Observation data (J2000 epoch)
- Constellation: Pegasus
- Right ascension: 00^{h} 03^{m} 14.9103^{s}
- Declination: +16° 08′ 43.11″
- Heliocentric radial velocity: 1050 ± 4 km/s
- Distance: 40.0 ± 2.6 Mly (12.2 ± 0.8 Mpc)
- Apparent magnitude (V): 11.6

Characteristics
- Type: SA(S)ab
- Size: ~104,500 ly (32.04 kpc) (estimated)
- Apparent size (V): 5.5′ × 2.3′

Other designations
- Caldwell 43, IRAS F00006+1552, UGC 8, MCG +03-01-020, PGC 218, CGCG 456-024

= NGC 7814 =

Galaxy in the constellation Pegasus

NGC 7814 (also known as UGC 8 or Caldwell 43) is a spiral galaxy about 40 million light-years away in the constellation Pegasus. The galaxy is seen edge-on from Earth. It is sometimes referred to as "the little sombrero", a miniature version of Messier 104. The star field behind NGC 7814 is known for its density of faint, remote galaxies as can be seen in the image here, in the same vein as the Hubble Deep Field.

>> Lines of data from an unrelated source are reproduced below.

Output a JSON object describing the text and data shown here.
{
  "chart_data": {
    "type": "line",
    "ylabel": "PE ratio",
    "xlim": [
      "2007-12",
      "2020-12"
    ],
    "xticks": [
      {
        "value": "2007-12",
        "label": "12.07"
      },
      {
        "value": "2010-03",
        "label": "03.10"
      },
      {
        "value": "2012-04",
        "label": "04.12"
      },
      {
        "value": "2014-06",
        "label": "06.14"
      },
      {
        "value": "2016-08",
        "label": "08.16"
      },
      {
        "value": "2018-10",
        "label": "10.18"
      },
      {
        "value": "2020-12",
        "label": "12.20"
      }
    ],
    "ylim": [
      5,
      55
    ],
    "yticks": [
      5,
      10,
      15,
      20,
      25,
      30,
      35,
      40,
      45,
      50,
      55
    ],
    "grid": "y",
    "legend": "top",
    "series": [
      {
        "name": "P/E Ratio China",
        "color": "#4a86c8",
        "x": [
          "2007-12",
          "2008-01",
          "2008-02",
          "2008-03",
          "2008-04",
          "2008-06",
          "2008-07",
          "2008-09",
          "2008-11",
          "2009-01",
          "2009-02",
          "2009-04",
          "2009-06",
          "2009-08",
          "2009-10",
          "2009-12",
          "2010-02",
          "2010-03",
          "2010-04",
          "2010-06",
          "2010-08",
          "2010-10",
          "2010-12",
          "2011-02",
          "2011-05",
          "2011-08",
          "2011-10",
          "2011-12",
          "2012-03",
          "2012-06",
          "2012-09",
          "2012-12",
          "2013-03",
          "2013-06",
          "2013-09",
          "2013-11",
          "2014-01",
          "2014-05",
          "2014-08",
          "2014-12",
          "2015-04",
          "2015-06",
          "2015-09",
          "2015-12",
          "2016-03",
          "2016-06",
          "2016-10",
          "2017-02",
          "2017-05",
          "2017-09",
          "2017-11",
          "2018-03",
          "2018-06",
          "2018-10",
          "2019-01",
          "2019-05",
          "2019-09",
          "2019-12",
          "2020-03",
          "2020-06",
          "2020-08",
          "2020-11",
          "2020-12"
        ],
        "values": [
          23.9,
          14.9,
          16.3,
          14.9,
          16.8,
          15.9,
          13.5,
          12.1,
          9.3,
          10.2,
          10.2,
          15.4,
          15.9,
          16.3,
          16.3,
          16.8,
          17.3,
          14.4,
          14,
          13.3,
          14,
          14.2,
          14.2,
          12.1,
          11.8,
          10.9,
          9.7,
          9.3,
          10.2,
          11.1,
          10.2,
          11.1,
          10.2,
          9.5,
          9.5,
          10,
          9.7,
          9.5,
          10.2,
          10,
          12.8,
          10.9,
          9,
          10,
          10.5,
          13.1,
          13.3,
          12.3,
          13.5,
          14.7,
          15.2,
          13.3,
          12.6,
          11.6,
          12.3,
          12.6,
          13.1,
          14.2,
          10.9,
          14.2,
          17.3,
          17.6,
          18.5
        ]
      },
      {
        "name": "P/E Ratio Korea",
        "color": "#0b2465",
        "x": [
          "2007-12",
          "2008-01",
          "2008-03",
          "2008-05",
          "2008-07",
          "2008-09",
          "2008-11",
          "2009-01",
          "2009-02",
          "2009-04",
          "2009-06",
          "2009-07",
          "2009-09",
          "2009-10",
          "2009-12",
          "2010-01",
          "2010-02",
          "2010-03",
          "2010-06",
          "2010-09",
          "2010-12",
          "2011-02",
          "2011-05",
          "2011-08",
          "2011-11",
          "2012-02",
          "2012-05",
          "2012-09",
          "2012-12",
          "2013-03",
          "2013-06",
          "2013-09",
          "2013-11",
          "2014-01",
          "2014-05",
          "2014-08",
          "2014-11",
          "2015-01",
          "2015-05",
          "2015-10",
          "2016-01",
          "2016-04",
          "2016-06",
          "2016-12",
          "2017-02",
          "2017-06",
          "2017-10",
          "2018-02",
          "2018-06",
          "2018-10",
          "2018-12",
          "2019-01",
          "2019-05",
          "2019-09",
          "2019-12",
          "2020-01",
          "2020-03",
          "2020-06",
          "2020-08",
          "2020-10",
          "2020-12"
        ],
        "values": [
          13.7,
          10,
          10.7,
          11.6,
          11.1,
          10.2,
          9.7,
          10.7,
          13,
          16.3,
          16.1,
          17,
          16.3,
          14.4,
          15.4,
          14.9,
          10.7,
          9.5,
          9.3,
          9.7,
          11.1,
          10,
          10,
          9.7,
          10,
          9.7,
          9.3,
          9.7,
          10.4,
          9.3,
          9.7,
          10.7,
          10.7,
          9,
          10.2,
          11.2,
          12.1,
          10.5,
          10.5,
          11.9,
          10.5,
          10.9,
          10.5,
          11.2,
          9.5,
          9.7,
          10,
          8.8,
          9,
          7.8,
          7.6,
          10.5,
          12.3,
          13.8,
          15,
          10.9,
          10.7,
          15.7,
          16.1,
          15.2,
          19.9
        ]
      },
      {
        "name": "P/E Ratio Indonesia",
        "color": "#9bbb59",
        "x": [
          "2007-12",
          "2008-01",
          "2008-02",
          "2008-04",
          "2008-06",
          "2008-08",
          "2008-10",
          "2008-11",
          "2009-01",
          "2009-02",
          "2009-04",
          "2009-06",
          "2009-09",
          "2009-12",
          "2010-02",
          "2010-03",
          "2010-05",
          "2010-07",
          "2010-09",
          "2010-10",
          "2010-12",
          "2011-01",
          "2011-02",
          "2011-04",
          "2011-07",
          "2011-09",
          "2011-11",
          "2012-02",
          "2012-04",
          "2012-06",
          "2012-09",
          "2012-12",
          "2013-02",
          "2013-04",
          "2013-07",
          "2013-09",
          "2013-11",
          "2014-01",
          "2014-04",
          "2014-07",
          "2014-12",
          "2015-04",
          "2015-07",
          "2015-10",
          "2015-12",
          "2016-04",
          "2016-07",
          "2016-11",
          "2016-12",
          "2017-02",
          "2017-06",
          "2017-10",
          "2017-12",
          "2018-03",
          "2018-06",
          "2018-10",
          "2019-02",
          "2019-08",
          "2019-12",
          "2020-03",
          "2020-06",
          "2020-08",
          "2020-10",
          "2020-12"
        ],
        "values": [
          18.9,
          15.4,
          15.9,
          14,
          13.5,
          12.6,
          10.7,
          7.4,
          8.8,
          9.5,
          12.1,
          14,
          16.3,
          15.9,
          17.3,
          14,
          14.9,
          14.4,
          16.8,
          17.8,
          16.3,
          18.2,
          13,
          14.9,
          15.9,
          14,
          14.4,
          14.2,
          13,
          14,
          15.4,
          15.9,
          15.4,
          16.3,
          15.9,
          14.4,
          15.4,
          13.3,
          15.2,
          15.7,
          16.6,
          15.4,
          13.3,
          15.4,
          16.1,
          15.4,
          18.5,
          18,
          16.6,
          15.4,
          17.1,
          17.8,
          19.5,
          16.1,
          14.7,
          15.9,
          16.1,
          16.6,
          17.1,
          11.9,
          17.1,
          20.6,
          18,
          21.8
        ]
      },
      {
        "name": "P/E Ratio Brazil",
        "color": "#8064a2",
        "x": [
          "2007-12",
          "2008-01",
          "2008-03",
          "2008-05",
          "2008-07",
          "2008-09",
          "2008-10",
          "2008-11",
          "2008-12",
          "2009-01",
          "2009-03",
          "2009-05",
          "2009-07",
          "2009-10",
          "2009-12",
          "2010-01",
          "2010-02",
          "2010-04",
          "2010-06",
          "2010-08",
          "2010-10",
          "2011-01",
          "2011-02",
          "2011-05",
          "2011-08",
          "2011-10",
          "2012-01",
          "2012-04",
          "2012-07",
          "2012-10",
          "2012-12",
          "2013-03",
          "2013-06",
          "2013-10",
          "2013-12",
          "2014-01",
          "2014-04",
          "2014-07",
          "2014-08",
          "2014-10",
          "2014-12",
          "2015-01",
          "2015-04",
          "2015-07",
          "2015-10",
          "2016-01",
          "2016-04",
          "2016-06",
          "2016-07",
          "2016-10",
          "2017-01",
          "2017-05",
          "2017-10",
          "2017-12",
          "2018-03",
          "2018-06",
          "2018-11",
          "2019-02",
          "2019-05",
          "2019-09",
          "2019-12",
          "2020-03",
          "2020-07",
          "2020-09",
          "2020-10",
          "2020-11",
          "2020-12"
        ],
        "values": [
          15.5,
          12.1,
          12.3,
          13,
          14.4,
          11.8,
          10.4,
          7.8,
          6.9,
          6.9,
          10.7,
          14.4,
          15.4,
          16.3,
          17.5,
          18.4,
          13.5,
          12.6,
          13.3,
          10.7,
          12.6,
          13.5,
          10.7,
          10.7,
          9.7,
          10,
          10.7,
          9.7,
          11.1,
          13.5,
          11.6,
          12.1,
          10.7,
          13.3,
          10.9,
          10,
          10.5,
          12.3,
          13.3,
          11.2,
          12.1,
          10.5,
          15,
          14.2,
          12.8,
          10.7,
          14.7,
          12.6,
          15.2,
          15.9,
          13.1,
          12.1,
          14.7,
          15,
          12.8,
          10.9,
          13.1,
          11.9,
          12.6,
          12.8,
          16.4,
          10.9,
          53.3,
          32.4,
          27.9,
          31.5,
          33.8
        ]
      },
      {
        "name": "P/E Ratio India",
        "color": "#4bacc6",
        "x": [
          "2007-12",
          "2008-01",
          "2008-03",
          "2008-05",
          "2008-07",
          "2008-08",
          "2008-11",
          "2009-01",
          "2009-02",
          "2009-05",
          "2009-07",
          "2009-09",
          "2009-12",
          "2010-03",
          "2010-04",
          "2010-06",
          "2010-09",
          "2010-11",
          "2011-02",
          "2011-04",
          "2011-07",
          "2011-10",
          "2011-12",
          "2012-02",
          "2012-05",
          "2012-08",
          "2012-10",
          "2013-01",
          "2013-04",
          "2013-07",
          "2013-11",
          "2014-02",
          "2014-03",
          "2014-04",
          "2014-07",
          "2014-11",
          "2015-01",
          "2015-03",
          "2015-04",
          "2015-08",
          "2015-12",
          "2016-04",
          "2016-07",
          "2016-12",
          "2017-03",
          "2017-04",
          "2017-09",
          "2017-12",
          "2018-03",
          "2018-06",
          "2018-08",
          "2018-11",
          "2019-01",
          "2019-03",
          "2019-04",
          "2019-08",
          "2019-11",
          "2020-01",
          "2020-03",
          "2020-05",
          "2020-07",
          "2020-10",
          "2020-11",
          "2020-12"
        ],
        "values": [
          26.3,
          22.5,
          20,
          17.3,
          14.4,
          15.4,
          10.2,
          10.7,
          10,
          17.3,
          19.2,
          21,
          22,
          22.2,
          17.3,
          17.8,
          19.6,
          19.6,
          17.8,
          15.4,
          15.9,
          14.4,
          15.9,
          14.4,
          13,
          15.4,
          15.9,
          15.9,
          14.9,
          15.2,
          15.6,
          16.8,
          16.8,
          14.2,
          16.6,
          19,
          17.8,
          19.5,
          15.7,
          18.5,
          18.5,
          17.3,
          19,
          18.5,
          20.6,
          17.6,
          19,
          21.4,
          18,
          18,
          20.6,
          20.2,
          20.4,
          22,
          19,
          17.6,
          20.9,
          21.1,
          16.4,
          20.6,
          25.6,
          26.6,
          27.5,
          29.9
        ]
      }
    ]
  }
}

It's among the few bright galaxies that exhibit modest distortion and twisting of the galaxy's plane in optical wavelengths.
The light from the distant background galaxies becomes more red as it passes through NGC 7814's halo. This has been used to determine the amount of gas and dust in the halo.

One supernova has been observed in NGC 7814: SN 2021rhu (Type Ia, mag 15.66) was discovered by Automatic Learning for the Rapid Classification of Events (ALeRCE) on 1 July 2021.